Music Mela concludes with much fanfare
The last day of the Music Mela Conference and Festival began amid great fanfare and greater enthusiasm at the Pakistan National Council of Arts (PNCA).
Despite an overcast sky and the occasional droplet of rain, the grounds of the PNCA were filled with families and foreigners.
The Mela has, in a single year, grown substantially spilling beyond the small amphitheatre, to host more than a thousand music lovers. Large multimedia screens flanked a gorgeous high stage showing panoramic scenes from the audience, twitter updates from the tech savvy and of course the performances.
The multi-ethnic line-up of artists was outstanding.
Beginning with a performance by a talented group of Ambassadors who play in a band called Envoys. Romano Karim said of the Envoys, “Noisy and exuberant! And nice to see them break the mould of stuffy diplomats!”
The Envoys who have been performing for charity prior to this, regaled the crowd with a spirited rendition of Brown Eyed Girl.

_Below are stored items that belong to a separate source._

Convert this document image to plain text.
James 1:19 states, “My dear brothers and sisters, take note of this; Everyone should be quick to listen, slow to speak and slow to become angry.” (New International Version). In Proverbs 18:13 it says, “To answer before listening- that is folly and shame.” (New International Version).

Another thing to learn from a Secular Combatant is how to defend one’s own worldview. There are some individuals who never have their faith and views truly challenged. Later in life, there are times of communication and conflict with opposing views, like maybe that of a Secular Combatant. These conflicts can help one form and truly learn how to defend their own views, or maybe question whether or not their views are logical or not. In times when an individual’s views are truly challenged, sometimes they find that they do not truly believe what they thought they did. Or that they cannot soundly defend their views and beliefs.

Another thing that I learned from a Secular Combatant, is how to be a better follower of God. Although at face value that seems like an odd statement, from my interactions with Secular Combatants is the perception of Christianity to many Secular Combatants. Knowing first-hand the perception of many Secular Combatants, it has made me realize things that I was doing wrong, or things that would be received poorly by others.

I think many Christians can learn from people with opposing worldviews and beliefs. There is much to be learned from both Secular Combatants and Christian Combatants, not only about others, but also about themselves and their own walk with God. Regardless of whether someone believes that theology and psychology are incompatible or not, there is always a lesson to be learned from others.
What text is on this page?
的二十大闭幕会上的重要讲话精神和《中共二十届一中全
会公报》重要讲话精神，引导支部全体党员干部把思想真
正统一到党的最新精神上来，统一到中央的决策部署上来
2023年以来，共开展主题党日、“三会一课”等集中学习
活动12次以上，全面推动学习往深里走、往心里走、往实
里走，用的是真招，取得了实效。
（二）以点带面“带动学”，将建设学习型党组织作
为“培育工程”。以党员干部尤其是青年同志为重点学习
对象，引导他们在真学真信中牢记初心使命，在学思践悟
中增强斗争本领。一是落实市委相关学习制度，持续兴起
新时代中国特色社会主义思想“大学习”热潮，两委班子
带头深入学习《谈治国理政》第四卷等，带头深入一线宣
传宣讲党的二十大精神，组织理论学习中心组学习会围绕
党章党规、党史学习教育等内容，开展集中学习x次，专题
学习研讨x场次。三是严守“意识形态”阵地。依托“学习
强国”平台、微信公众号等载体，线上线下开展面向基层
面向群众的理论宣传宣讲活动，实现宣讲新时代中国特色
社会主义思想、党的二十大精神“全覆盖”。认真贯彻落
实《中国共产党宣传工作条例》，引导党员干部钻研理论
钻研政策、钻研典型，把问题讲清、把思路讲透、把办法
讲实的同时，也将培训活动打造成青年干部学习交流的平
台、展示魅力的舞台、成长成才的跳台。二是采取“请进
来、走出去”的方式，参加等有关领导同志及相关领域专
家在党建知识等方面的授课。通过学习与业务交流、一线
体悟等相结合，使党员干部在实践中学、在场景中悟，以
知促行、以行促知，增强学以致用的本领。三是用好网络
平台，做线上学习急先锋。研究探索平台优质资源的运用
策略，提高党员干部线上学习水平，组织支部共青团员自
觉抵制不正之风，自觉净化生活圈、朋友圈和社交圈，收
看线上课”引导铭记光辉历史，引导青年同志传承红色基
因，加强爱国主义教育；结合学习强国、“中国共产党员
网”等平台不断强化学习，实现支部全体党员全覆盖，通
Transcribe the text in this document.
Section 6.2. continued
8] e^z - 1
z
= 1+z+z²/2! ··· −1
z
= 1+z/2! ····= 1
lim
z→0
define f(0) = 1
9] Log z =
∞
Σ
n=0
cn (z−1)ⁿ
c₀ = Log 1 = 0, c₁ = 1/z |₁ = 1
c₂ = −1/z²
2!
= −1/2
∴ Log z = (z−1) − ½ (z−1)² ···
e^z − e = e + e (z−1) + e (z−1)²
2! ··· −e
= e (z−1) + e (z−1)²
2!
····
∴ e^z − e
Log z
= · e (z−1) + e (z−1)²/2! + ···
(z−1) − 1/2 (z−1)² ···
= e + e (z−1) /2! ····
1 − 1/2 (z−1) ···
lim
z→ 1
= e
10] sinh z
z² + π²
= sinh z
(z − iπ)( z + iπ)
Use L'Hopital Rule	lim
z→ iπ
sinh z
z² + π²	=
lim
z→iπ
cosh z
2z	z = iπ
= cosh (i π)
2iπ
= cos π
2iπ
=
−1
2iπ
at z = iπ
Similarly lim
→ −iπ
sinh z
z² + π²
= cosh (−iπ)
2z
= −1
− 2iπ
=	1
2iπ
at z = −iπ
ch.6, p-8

The band of four, consisting of Nedim Makarevic, the Ambassador of Bosnia; Peter Heyward, High Commissioner of Australia; Jesper Moller Sorenson, Ambassador of Denmark and Hiroshi Inomata, the Ambassador of Japan, have a common love for rock ‘n roll.
The Envoys were followed by Sketches, a Sufi Folk Rock, which played Sindhi fusion before an appreciative crowd, setting the stage for Mai Nimani, another charismatic Sindhi whose repertoire consists of Sindhi kalaams of Shah Abdul Lateef Bhittai, Punjabi kalaams of Baba Bulleh Shah and Guru Nanak and other Sindhi folk songs she performs at Sufi shrines.
The picture of US singer Mary McBride who enthralled the audience with her country rock music. — Photos by Khurram Amin
Mai Nimani said: “I found the Mela beautiful and I pray that Islamabad is always blessed with these joys.”
Presenting a traditional Ajrak to Arieb Azhar she blessed him for the wonderful service he has done for music.
With a voice that does not quit, Mai Nimani had the audience spellbound. Rows upon rows of people jumped up to sway to her Sufi lyrics.
Ghazala Akbar said: “Coming from the UK I didn’t expect this side of Pakistan. When I come here I go to the village and we never see this sort of gathering where hundreds of people from different backgrounds, even different countries are listening to music, all loving it. My favourite artist was Mai Nimani.
That’s not the normal type of music I listen to but it made me want to get up and start moving.”
Mary McBride in Pakistan for the third time thanked FACE and the US embassy for having her at the festival.
Her country rock performance delighted the listeners but the piece de resistance was her ending with ‘Dil Dil Pakistan’, a song that touches the chords of most hearts in Pakistan.
‘Natural Disaster’ launched Grace McLean and her looping station to play American contemporary music. She then engaged the audience by tossing copies of her cds to a lucky few. She then invited Akmal Qadri the renowned flutist to join her for her penultimate song.
The star of the evening, Sanam Marvi, with her soulful music and voice to rival Reshma, had the crowd on its feet in anticipation.
If a voice can reach the heavens with sheer scale and depth, Marvi has been blessed with that voice.
Moving on from Marvi, the mood of the evening shifted again as Umair Arif came on stage for a performance of classical kathak.
Umair is an exceptionally talented young dancer who has received the Pride of Performance Award from the Government of Sindh for the musical opera ‘Omer Marvi’.
The last performance of the evening was a qawaali by Faiz Ali, a master Sufi qawaal, who comes from seven generations of master musicians, wowed the crowd with his rendition of Sufi poetry.
Nabeel Zia said: “Maula Ali Ali Pir Ay … people going crazy … What a night! What an ending of Music Mela 2015!”
For FACE, the organisers and the sponsors, Ali Turab tweeted for all of us, “Last day but I so want it to be for whole week!”